Réduction des aides à l’emploi: Pavageau dénonce une politique « inégalitaire »

PARIS, 21 mai 2018 (AFP) – Pascal Pavageau, numéro un de Force ouvrière, a qualifié lundi sur RTL de « politique inégalitaire », la réflexion du gouvernement autour d’une réduction des aides sociales à l’emploi dans l’hypothèse de créations suffisantes d’emplois dans le privé.

« Il y a 110 milliards d’euros chaque année d’aides publiques pour les entreprises », a-t-il déclaré, invitant plutôt le gouvernement à faire une « évaluation » de ces versements, en matière d’emploi notamment.

Un peu plus tard sur France info, il a a évoqué « la double peine » pour les personnes en recherche d’emploi, « très majoritairement » des ouvriers et des employés, « parfois très peu qualifiés ».

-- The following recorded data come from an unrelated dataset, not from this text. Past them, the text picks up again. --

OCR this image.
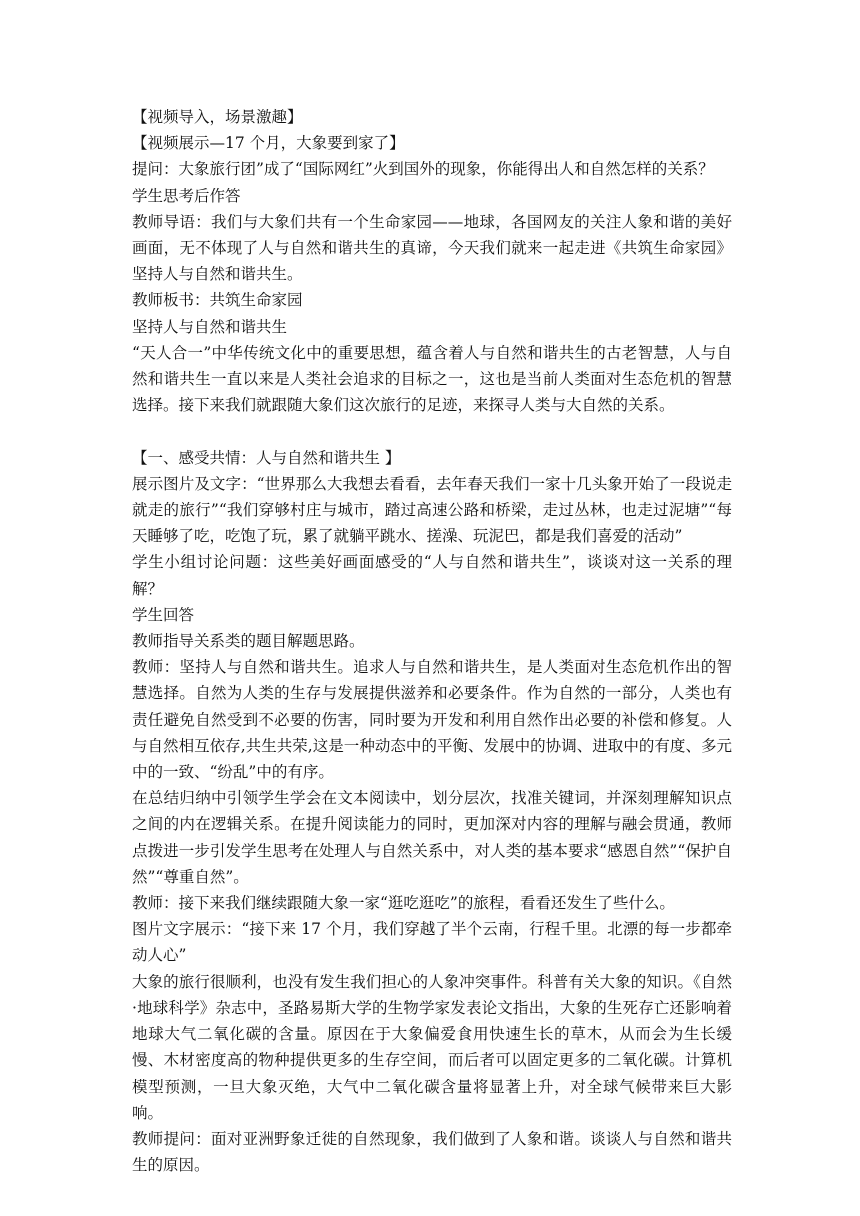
【视频导入，场景激趣】

【视频展示—17 个月，大象要到家了】

提问：大象旅行团”成了“国际网红”火到国外的现象，你能得出人和自然怎样的关系？

学生思考后作答

教师导语：我们与大象们共有一个生命家园——地球，各国网友的关注人象和谐的美好画面，无不体现了人与自然和谐共生的真谛，今天我们就来一起走进《共筑生命家园》坚持人与自然和谐共生。

教师板书：共筑生命家园

坚持人与自然和谐共生

“天人合一”中华传统文化中的重要思想，蕴含着人与自然和谐共生的古老智慧，人与自然和谐共生一直以来是人类社会追求的目标之一，这也是当前人类面对生态危机的智慧选择。接下来我们就跟随大象们这次旅行的足迹，来探寻人类与大自然的关系。

【一、感受共情：人与自然和谐共生 】

展示图片及文字：“世界那么大我想去看看，去年春天我们一家十几头象开始了一段说走就走的旅行”“我们穿够村庄与城市，踏过高速公路和桥梁，走过丛林，也走过泥塘”“每天睡够了吃，吃饱了玩，累了就躺平跳水、搓澡、玩泥巴，都是我们喜爱的活动”

学生小组讨论问题：这些美好画面感受的“人与自然和谐共生”，谈谈对这一关系的理解？

学生回答

教师指导关系类的题目解题思路。

教师：坚持人与自然和谐共生。追求人与自然和谐共生，是人类面对生态危机作出的智慧选择。自然为人类的生存与发展提供滋养和必要条件。作为自然的一部分，人类也有责任避免自然受到不必要的伤害，同时要为开发和利用自然作出必要的补偿和修复。人与自然相互依存,共生共荣,这是一种动态中的平衡、发展中的协调、进取中的有度、多元中的一致、“纷乱”中的有序。

在总结归纳中引领学生学会在文本阅读中，划分层次，找准关键词，并深刻理解知识点之间的内在逻辑关系。在提升阅读能力的同时，更加深对内容的理解与融会贯通，教师点拨进一步引发学生思考在处理人与自然关系中，对人类的基本要求“感恩自然”“保护自然”“尊重自然”。

教师：接下来我们继续跟随大象一家“逛吃逛吃”的旅程，看看还发生了些什么。

图片文字展示：“接下来 17 个月，我们穿越了半个云南，行程千里。北漂的每一步都牵动人心”

大象的旅行很顺利，也没有发生我们担心的人象冲突事件。科普有关大象的知识。《自然·地球科学》杂志中，圣路易斯大学的生物学家发表论文指出，大象的生死存亡还影响着地球大气二氧化碳的含量。原因在于大象偏爱食用快速生长的草木，从而会为生长缓慢、木材密度高的物种提供更多的生存空间，而后者可以固定更多的二氧化碳。计算机模型预测，一旦大象灭绝，大气中二氧化碳含量将显著上升，对全球气候带来巨大影响。

教师提问：面对亚洲野象迁徙的自然现象，我们做到了人象和谐。谈谈人与自然和谐共生的原因。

« Ils seraient doublement pénalisés » car « pas assez qualifiés » pour les emplois actuellement créés, principalement dans le numérique. « Et en plus on leur explique qu’ils n’ont plus le droit aux aides. C’est la double peine », a insisté le leader.

Dans la matinée, il a déclaré sur RTL que « ce n’est pas parce que vous avez de la création d’emplois (…) que pour celles et ceux qui n’ont pas la chance d’en trouver il faudrait leur baisser leurs droits ».

« Encore une fois, c’est une politique inégalitaire, avec une logique du chacun pour soi », a encore dit dans la matinée le leader syndical, y voyant aussi une politique « pour les 10, 5% de premiers de cordée », qui « ont coupé la corde depuis bien longtemps ».

Le ministre de l’Économie Bruno Le Maire a déclaré dimanche que le gouvernement envisageait de réduire les aides sociales à l’emploi dans l’objectif de baisser les déficits publics, s’il y a suffisament de créations d’emplois dans le privé. Il n’a pas précisé les aides sociales visées.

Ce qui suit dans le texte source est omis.